DNA Methylation Analysis
The DNA methylation patterns within the promoters of COL13A1 and COL23A1 in primary thyroid carcinoma (THCA) tumors were compared to those in normal tissues using the UALCAN database. For COL13A1 (Figure 6A), promoter methylation levels remained low and were statistically indistinguishable between normal and tumor samples (p = 0.4735). Similarly, the COL23A1 promoter (Figure 6B) exhibited no statistically significant difference in methylation levels (p = 0.0534). The observed Beta values for both genes ranged from approximately 0.12 to 0.18 in both normal and tumor tissues. These values are below the established UALCAN thresholds for hypomethylation (β‐value = 0.25–0.3) and hypermethylation (β‐value = 0.5–0.7), indicating that COL13A1 and COL23A1 maintain low basal methylation levels across tissue types. These results suggest that promoter DNA methylation is not the primary regulatory mechanism responsible for the differential expression of COL13A1 and COL23A1 in TC. Other epigenetic or genetic factors may contribute to their dysregulation.

Co‐Expression Gene Analysis
The UALCAN web tool was used to profile genes exhibiting positive correlations with COL13A1 and COL23A1 expression in thyroid carcinoma (THCA). Upon analysis, sets of 25 overexpressed and downregulated genes were visualized separately in heat maps, which revealed associations between COL13A1 and COL23A1 expression.
In the context of COL13A1 expression, THCA exhibited significantly positive correlations with a subset of 25 genes, indicating potential regulatory or functional interactions (Figure 7A). This finding suggests that COL13A1 may participate in regulatory networks involving these genes, potentially influencing tumor biology and clinical outcomes. Conversely, the analysis revealed a predominantly negative correlation between COL23A1 and THCA‐associated gene expression. However, in the THCA samples, an enhancement in COL23A1 expression was observed, coinciding with an increase in the expression of a specific set of 25 genes (Figure 7B). This unexpected observation suggests a unique regulatory relationship between COL23A1 and these genes in the context of thyroid carcinoma, warranting further investigation into their functional significance. Notably, SGIP1 and SLC26A4 emerged as the top genes co‐expressed with COL13A1 and COL23A1, respectively, indicating functional associations or co‐regulation with these collagen genes. These findings underscore the complexity of the molecular landscape of thyroid carcinoma and highlight potential candidate genes for further mechanistic and clinical investigations.
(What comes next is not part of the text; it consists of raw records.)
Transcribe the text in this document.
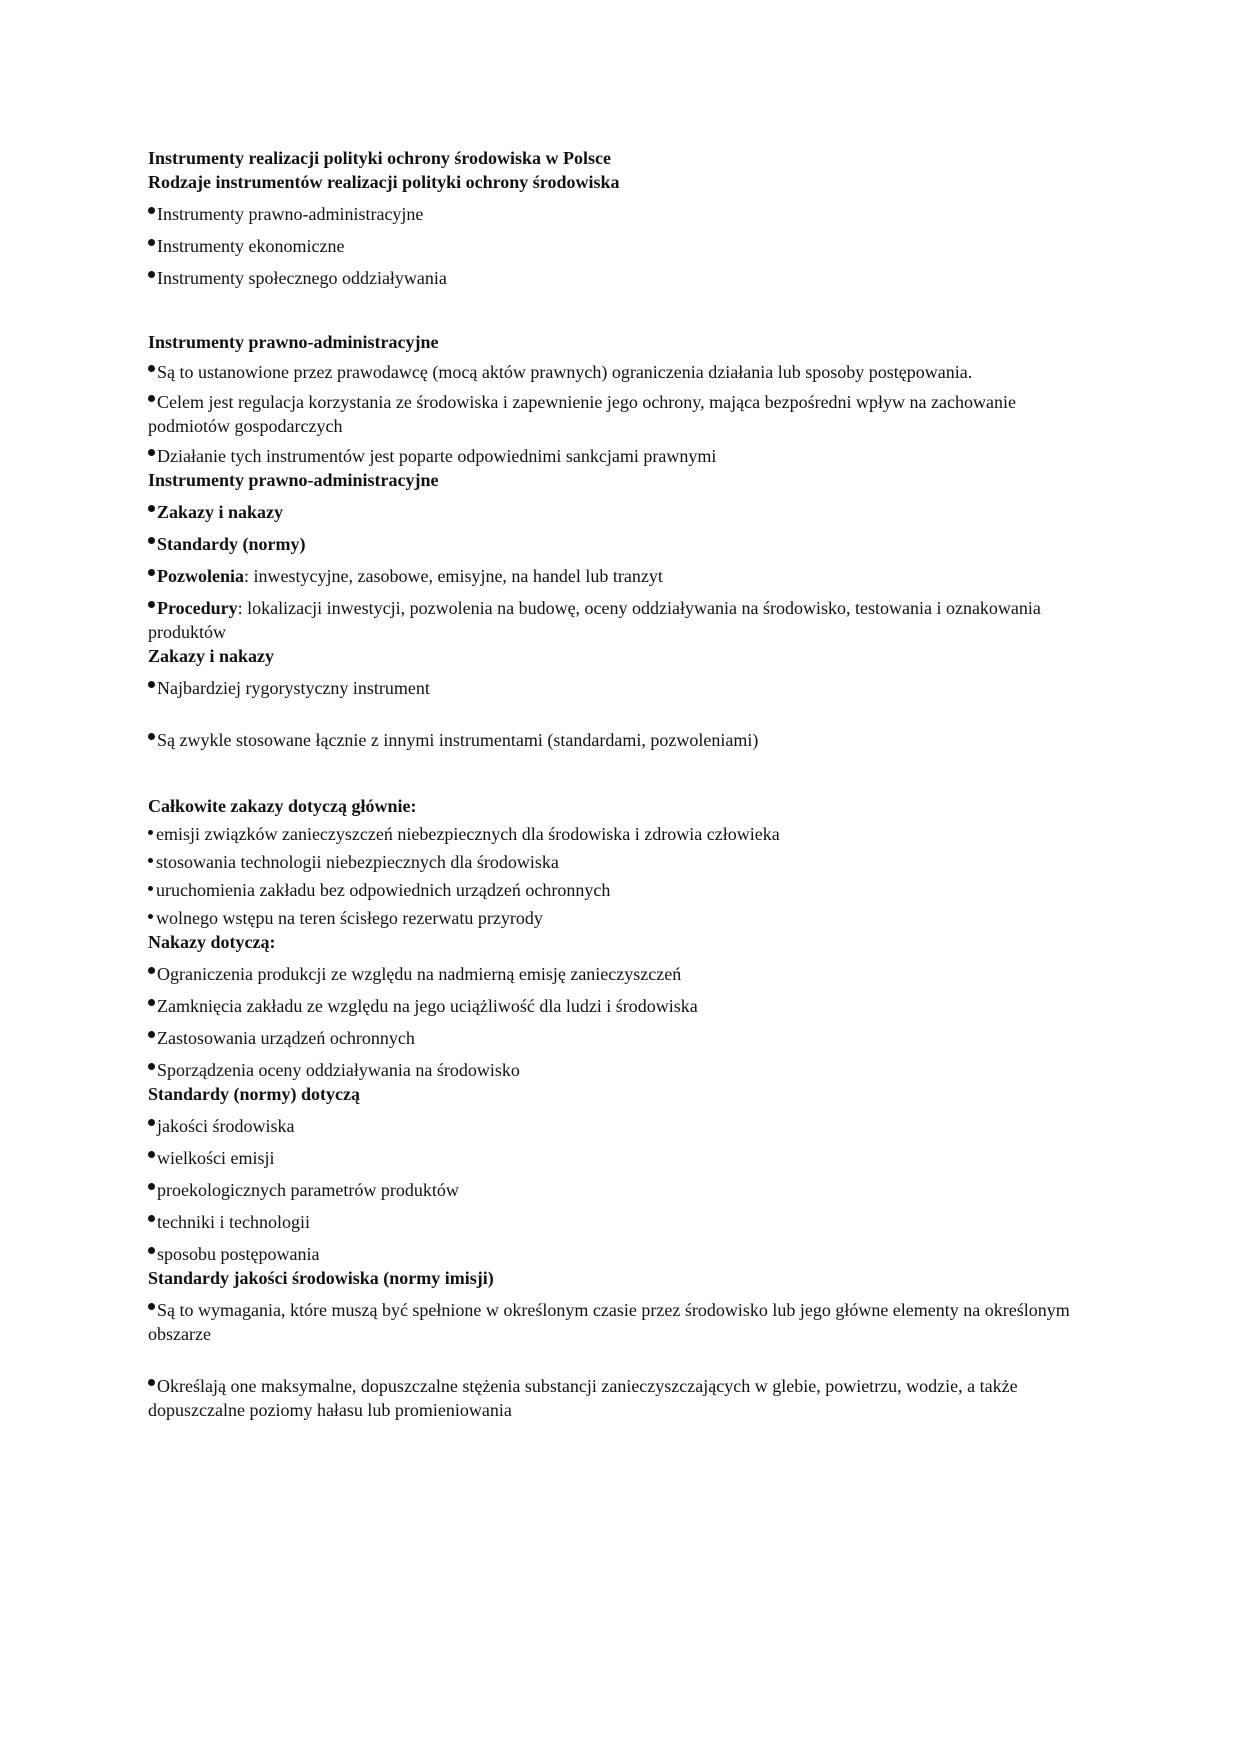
Instrumenty realizacji polityki ochrony środowiska w Polsce

Rodzaje instrumentów realizacji polityki ochrony środowiska

Instrumenty prawno-administracyjne

Instrumenty ekonomiczne

Instrumenty społecznego oddziaływania

Instrumenty prawno-administracyjne

Są to ustanowione przez prawodawcę (mocą aktów prawnych) ograniczenia działania lub sposoby postępowania.

Celem jest regulacja korzystania ze środowiska i zapewnienie jego ochrony, mająca bezpośredni wpływ na zachowanie podmiotów gospodarczych

Działanie tych instrumentów jest poparte odpowiednimi sankcjami prawnymi

Instrumenty prawno-administracyjne

Zakazy i nakazy

Standardy (normy)

Pozwolenia: inwestycyjne, zasobowe, emisyjne, na handel lub tranzyt

Procedury: lokalizacji inwestycji, pozwolenia na budowę, oceny oddziaływania na środowisko, testowania i oznakowania produktów

Zakazy i nakazy

Najbardziej rygorystyczny instrument

Są zwykle stosowane łącznie z innymi instrumentami (standardami, pozwoleniami)

Całkowite zakazy dotyczą głównie:

emisji związków zanieczyszczeń niebezpiecznych dla środowiska i zdrowia człowieka

stosowania technologii niebezpiecznych dla środowiska

uruchomienia zakładu bez odpowiednich urządzeń ochronnych

wolnego wstępu na teren ścisłego rezerwatu przyrody

Nakazy dotyczą:

Ograniczenia produkcji ze względu na nadmierną emisję zanieczyszczeń

Zamknięcia zakładu ze względu na jego uciążliwość dla ludzi i środowiska

Zastosowania urządzeń ochronnych

Sporządzenia oceny oddziaływania na środowisko

Standardy (normy) dotyczą

jakości środowiska

wielkości emisji

proekologicznych parametrów produktów

techniki i technologii

sposobu postępowania

Standardy jakości środowiska (normy imisji)

Są to wymagania, które muszą być spełnione w określonym czasie przez środowisko lub jego główne elementy na określonym obszarze

Określają one maksymalne, dopuszczalne stężenia substancji zanieczyszczających w glebie, powietrzu, wodzie, a także dopuszczalne poziomy hałasu lub promieniowania
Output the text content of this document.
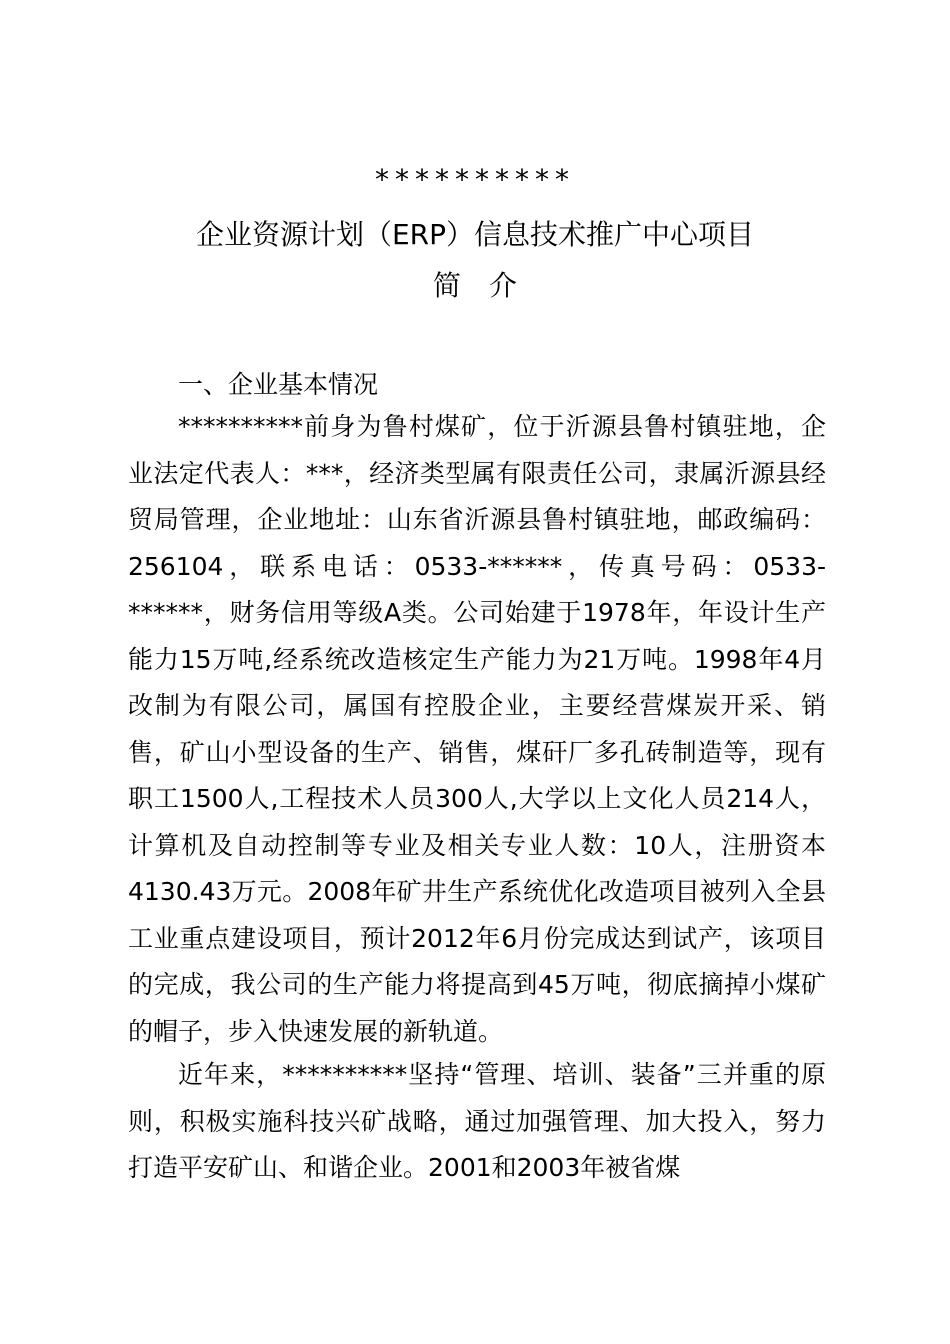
**********
企业资源计划（ERP）信息技术推广中心项目
简介
一、企业基本情况
**********前身为鲁村煤矿，位于沂源县鲁村镇驻地，企业法定代表人：***，经济类型属有限责任公司，隶属沂源县经贸局管理，企业地址：山东省沂源县鲁村镇驻地，邮政编码：256104，联系电话：0533-******，传真号码：0533-******，财务信用等级A类。公司始建于1978年，年设计生产能力15万吨,经系统改造核定生产能力为21万吨。1998年4月改制为有限公司，属国有控股企业，主要经营煤炭开采、销售，矿山小型设备的生产、销售，煤矸厂多孔砖制造等，现有职工1500人,工程技术人员300人,大学以上文化人员214人，计算机及自动控制等专业及相关专业人数：10人，注册资本4130.43万元。2008年矿井生产系统优化改造项目被列入全县工业重点建设项目，预计2012年6月份完成达到试产，该项目的完成，我公司的生产能力将提高到45万吨，彻底摘掉小煤矿的帽子，步入快速发展的新轨道。
近年来，**********坚持“管理、培训、装备”三并重的原则，积极实施科技兴矿战略，通过加强管理、加大投入，努力打造平安矿山、和谐企业。2001和2003年被省煤
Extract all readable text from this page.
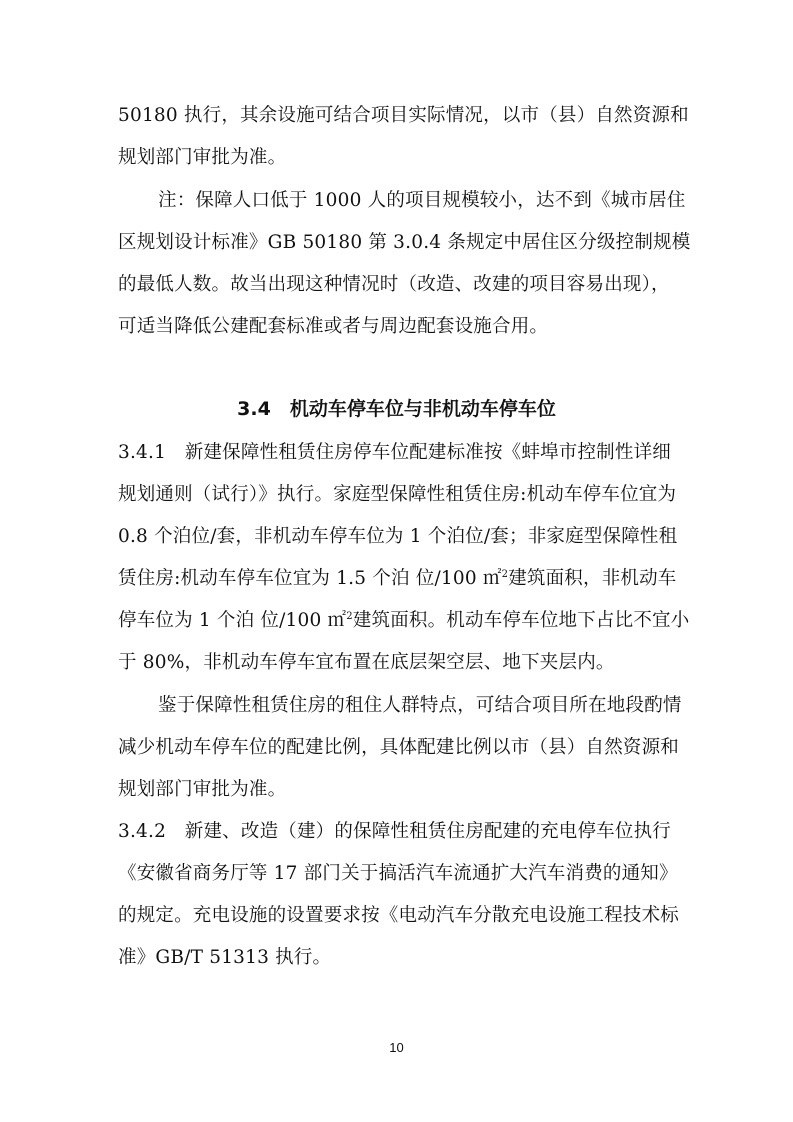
50180 执行，其余设施可结合项目实际情况，以市（县）自然资源和
规划部门审批为准。
注：保障人口低于 1000 人的项目规模较小，达不到《城市居住
区规划设计标准》GB 50180 第 3.0.4 条规定中居住区分级控制规模
的最低人数。故当出现这种情况时（改造、改建的项目容易出现），
可适当降低公建配套标准或者与周边配套设施合用。
3.4　机动车停车位与非机动车停车位
3.4.1　新建保障性租赁住房停车位配建标准按《蚌埠市控制性详细
规划通则（试行）》执行。家庭型保障性租赁住房:机动车停车位宜为
0.8 个泊位/套，非机动车停车位为 1 个泊位/套；非家庭型保障性租
赁住房:机动车停车位宜为 1.5 个泊 位/100 ㎡$^2$建筑面积，非机动车
停车位为 1 个泊 位/100 ㎡$^2$建筑面积。机动车停车位地下占比不宜小
于 80%，非机动车停车宜布置在底层架空层、地下夹层内。
鉴于保障性租赁住房的租住人群特点，可结合项目所在地段酌情
减少机动车停车位的配建比例，具体配建比例以市（县）自然资源和
规划部门审批为准。
3.4.2　新建、改造（建）的保障性租赁住房配建的充电停车位执行
《安徽省商务厅等 17 部门关于搞活汽车流通扩大汽车消费的通知》
的规定。充电设施的设置要求按《电动汽车分散充电设施工程技术标
准》GB/T 51313 执行。
10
Immune Cell Infiltration Analysis
Immune cell infiltration analysis was conducted using the TIMER 3.0 database, focusing on thyroid carcinoma (THCA) samples (n = 509). The correlation between COL13A1 (Figure 8A) and COL23A1 (Figure 8B) expression and various immune cell populations was visualized using heatmaps. Statistical significance was defined as p < 0.05 (indicated by tiles without a cross). Our analysis highlights significant positive correlations between gene expression and cancer‐associated fibroblast (CAF) infiltration. Specifically, COL13A1 and COL23A1 exhibited significant positive associations with immunosuppressive M2 macrophages and neutrophils. Conversely, a significant negative correlation was observed with cytotoxic CD8+T cells and B cells (particularly for COL23A1), suggesting that these genes are associated with a suppressed anti‐tumor immune response.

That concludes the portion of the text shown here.